Energy ETFs Lag As Rising Oil Tops $60

November 01, 2017

Oversupply Fears

USO isn't the only oil-linked ETF to underperform. The Energy Select Sector SPDR Fund (XLE) is down 7.4% so far in 2017, making it one of the worst sector ETFs of the year.

There's been a reluctance on the part of analysts and investors to believe that higher oil prices are here to stay, which has capped shares of energy stocks.

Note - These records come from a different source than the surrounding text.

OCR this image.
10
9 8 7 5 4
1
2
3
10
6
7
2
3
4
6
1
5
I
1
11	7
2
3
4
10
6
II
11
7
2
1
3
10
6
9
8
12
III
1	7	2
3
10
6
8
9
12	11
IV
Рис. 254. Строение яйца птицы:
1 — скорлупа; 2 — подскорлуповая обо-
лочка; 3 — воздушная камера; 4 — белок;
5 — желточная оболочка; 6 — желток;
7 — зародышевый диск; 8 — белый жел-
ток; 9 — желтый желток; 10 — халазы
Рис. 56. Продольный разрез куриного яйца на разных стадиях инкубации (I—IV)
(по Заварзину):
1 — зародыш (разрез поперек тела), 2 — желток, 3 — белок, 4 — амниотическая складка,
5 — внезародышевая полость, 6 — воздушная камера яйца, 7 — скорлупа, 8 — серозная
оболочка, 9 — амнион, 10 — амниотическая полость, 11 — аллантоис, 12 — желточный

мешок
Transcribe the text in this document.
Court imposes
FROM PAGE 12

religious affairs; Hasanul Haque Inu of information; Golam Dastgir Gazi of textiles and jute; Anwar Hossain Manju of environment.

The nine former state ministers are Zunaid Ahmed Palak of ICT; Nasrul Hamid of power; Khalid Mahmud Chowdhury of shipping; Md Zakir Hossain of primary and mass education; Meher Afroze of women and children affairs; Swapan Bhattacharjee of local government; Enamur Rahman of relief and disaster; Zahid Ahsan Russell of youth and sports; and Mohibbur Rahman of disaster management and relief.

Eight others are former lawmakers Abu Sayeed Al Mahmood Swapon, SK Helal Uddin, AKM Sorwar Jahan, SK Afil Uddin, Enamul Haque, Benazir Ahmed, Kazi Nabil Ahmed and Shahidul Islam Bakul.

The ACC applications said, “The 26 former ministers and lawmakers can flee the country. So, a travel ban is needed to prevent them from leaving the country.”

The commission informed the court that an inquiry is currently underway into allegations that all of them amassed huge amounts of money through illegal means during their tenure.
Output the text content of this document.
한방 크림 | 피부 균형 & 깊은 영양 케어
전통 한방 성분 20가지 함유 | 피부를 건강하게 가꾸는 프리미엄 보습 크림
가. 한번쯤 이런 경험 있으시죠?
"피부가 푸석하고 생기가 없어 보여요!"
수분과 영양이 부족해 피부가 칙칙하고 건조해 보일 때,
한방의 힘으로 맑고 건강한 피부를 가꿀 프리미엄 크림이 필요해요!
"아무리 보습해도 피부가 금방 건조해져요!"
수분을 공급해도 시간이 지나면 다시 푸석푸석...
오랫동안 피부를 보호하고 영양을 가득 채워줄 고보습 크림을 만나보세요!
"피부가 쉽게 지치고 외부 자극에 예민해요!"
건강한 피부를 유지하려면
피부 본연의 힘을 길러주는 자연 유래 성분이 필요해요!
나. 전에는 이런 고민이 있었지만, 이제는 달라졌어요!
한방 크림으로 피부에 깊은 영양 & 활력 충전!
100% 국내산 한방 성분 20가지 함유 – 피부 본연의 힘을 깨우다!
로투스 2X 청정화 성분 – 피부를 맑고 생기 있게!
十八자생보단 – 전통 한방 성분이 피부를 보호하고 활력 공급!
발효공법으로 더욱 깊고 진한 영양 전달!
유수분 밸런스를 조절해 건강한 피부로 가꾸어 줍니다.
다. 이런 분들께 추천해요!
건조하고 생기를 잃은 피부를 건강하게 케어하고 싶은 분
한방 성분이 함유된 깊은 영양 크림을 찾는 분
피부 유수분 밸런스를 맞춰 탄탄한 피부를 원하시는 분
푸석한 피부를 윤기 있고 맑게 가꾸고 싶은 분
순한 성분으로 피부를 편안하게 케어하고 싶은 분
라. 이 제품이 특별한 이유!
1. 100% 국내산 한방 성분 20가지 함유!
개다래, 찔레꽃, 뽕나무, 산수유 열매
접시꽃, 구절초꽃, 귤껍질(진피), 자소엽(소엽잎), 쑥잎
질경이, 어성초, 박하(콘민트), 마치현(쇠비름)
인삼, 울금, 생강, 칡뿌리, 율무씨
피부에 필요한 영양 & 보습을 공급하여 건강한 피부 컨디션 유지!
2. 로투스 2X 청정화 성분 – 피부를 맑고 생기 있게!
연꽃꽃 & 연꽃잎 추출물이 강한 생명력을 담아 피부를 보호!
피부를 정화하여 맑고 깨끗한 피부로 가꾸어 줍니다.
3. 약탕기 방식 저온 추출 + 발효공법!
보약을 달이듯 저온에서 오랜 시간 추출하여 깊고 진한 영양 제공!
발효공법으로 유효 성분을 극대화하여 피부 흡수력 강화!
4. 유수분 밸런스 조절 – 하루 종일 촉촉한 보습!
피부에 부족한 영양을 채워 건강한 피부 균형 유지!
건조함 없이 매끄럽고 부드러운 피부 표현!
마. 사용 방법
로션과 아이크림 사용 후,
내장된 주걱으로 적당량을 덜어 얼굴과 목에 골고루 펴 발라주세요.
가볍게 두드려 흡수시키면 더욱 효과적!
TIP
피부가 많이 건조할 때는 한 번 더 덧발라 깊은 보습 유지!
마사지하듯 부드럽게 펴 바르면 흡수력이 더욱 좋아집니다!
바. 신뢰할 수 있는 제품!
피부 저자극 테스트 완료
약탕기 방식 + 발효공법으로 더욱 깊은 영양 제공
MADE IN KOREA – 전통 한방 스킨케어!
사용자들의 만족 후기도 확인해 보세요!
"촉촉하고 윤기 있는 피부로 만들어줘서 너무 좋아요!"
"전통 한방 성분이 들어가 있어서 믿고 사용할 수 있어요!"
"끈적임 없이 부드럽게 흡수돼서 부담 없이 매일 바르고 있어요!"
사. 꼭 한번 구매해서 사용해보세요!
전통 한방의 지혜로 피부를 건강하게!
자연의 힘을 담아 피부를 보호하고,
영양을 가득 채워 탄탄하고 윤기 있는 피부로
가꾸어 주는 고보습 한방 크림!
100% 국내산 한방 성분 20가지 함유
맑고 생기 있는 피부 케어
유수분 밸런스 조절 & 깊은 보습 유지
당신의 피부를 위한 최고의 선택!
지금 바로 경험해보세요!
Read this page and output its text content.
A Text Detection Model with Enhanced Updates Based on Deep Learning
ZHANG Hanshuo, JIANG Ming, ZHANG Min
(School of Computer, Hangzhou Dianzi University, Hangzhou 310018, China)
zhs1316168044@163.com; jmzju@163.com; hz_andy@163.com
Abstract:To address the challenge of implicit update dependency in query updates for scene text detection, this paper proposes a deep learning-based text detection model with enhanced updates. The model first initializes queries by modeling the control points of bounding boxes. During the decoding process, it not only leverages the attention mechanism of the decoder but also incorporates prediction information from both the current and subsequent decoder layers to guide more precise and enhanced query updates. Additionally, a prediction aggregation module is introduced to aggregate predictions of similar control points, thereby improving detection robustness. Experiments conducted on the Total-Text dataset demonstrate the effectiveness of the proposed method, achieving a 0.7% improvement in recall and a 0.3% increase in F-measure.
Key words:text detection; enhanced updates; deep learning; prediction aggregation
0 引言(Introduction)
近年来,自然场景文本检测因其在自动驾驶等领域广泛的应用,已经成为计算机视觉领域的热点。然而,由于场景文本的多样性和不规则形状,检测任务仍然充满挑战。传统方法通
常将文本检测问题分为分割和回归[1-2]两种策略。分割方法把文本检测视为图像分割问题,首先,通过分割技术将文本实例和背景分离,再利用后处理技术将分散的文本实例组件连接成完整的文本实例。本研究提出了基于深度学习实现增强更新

“The market is frightened by the shale oil band,” Olivier Jakob of PetroMatrix told the Financial Times. “But it’s not just traders—we’ve seen indications from OPEC and Russian oil companies that even they think going above $60 a barrel right now would be too much and would bring on more oil from shale."

Opportunity To Buy

The fear that another wave of supply could hit the market as prices creep higher has prevented energy ETFs from fully participating in oil's latest move higher. But some analysts see that as an opportunity to buy.

"West Texas Intermediate crude oil is up over 20% since its June low but the energy sector has rebounded less than 10%. We see outperformance for the sector as it reacts to the trend of higher oil prices that are being driven by year-over-year declines in total petroleum inventories," said analysts at Ned Davis Research Group.

They recommended buying energy equipment and services stocks, such as those held by the $1.1 billion VanEck Vectors Oil Services ETF (OIH), over the 'big oil' stocks that dominate ETFs like XLE.

"Big oil, while possessing stronger financials, has become a darling of low-beta, high quality and dividend ETFs, which should underperform as rates rise," they explained.